At the age of 6, Shelby developed a rash on her knees, ankles, elbows and hands. Her pediatrician thought it might be an allergic reaction and increased her allergy medication for the weekend. The rash went away, but Shelby kept saying her hands and feet hurt. She’d been telling her parents about the pain on and off for a few years, even crying in her sleep. Doctors kept saying it was growing pains.

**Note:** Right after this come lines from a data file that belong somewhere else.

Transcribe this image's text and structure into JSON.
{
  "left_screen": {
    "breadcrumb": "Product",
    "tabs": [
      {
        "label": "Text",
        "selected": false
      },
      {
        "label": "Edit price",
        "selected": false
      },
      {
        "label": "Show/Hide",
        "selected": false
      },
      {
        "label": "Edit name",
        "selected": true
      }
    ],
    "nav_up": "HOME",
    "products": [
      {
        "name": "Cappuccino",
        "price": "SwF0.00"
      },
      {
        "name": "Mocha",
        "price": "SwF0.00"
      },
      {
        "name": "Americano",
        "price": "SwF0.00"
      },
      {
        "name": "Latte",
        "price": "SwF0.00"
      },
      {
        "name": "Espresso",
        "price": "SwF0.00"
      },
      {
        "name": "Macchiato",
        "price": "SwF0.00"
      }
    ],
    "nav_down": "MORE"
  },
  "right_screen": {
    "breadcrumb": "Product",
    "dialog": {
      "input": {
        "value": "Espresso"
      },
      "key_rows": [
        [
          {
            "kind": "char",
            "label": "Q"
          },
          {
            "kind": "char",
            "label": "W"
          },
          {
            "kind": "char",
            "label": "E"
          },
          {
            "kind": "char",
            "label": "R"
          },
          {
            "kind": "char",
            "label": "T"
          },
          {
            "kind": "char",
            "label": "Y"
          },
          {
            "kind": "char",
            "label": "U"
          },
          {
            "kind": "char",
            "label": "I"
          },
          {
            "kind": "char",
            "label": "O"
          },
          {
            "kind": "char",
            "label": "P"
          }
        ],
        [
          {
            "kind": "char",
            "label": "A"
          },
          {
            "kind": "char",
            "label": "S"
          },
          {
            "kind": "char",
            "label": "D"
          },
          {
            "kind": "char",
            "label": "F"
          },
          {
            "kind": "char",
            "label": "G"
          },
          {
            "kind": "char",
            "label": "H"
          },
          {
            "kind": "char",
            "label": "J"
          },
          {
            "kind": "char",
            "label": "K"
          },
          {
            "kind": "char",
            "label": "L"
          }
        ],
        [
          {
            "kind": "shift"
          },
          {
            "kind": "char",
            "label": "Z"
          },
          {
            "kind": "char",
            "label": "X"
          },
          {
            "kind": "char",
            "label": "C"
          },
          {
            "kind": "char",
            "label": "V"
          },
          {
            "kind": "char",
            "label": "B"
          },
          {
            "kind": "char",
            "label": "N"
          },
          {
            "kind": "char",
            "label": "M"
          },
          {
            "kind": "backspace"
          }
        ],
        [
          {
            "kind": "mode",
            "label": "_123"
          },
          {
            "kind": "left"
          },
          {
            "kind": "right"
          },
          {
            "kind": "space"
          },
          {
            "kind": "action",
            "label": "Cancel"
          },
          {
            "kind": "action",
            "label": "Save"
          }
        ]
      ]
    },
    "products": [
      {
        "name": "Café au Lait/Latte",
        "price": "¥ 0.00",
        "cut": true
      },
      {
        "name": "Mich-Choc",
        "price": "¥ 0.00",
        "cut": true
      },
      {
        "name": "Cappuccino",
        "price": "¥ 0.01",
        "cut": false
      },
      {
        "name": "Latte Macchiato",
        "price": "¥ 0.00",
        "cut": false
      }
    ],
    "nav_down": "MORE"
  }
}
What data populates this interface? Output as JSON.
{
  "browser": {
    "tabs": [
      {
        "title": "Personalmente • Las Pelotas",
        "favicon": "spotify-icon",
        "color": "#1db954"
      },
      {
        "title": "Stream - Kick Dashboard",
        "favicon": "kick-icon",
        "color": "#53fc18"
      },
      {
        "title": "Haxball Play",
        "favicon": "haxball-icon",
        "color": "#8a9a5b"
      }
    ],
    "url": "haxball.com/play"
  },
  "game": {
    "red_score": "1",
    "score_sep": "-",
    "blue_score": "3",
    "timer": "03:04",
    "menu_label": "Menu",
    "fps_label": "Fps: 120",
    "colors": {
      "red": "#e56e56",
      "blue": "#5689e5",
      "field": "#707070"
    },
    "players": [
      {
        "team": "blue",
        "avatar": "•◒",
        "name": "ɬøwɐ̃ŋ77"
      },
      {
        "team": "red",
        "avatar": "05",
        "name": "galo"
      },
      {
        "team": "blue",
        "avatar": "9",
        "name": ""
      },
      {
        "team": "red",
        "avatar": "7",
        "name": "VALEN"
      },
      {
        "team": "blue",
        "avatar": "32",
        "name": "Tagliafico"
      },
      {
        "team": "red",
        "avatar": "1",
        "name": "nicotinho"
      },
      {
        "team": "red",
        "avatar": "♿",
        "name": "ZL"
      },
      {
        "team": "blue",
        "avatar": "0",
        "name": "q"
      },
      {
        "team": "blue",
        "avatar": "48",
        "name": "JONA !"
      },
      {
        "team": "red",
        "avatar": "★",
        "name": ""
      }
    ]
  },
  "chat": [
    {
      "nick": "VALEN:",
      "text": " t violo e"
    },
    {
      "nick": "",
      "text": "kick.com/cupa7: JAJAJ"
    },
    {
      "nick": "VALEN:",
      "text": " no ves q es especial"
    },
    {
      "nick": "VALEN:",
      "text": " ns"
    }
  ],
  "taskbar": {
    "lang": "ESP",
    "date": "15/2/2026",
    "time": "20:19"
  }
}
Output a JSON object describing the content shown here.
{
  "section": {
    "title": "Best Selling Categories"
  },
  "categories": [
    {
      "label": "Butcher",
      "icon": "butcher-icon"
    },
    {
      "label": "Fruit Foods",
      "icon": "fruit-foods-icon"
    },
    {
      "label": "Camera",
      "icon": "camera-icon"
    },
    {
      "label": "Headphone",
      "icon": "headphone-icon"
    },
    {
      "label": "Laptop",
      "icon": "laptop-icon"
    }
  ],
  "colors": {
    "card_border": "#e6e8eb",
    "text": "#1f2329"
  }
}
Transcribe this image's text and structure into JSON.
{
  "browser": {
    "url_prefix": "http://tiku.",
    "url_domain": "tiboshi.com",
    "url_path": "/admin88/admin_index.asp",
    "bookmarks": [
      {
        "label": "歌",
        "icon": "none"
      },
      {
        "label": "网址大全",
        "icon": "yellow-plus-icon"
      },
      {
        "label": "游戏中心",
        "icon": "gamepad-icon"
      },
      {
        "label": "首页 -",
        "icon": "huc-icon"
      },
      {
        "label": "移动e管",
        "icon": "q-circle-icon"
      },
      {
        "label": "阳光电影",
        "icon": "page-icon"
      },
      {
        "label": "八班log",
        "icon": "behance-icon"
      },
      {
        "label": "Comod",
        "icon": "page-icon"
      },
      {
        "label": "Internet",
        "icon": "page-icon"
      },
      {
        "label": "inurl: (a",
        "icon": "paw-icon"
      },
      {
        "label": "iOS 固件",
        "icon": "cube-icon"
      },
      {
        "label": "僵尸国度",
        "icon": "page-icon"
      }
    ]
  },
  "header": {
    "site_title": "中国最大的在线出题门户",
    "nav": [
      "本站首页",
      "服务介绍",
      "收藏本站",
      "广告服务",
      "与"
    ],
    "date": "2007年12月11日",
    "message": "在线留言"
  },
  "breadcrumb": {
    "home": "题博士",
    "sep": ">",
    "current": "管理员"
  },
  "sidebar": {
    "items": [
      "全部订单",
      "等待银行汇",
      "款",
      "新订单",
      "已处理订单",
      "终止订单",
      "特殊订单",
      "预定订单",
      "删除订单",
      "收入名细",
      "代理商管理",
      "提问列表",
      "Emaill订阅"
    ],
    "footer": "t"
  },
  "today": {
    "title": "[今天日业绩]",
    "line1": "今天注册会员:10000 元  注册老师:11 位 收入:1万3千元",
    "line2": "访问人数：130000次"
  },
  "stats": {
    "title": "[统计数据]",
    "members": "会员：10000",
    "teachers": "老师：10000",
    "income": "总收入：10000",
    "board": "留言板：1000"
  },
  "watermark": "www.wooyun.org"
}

When Shelby woke up with extremely swollen hands and feet, a pediatric nurse who was a friend of the family suggested they have the doctor run tests to check for juvenile arthritis. The bloodwork indicated a problem and Shelby’s pediatrician referred her to a pediatric rheumatologist at the University of Iowa Hospital and Clinics. Shelby was diagnosed with polyarticular juvenile idiopathic arthritis (JIA). Since her diagnosis, Shelby has also been diagnosed with amplified musculoskeletal pain syndrome (AMPS), dysautonomia and complex regional pain syndrome.
Through all the pain, swelling, multiple doctor visits and treatments, Shelby remains positive and doesn’t let her diagnosis stop her. She is currently pursing higher education and loves dancing, writing, listening to her vinyl records and applying makeup. Shelby also enjoys playing, snuggling and shopping with her service dog, Lex. She loves to advocate for her invisible illness and service dogs.
After graduating high school, Shelby stays active working part time at her local Fareway and continuing her education through Purdue University Global’s online program, majoring in Nutrition.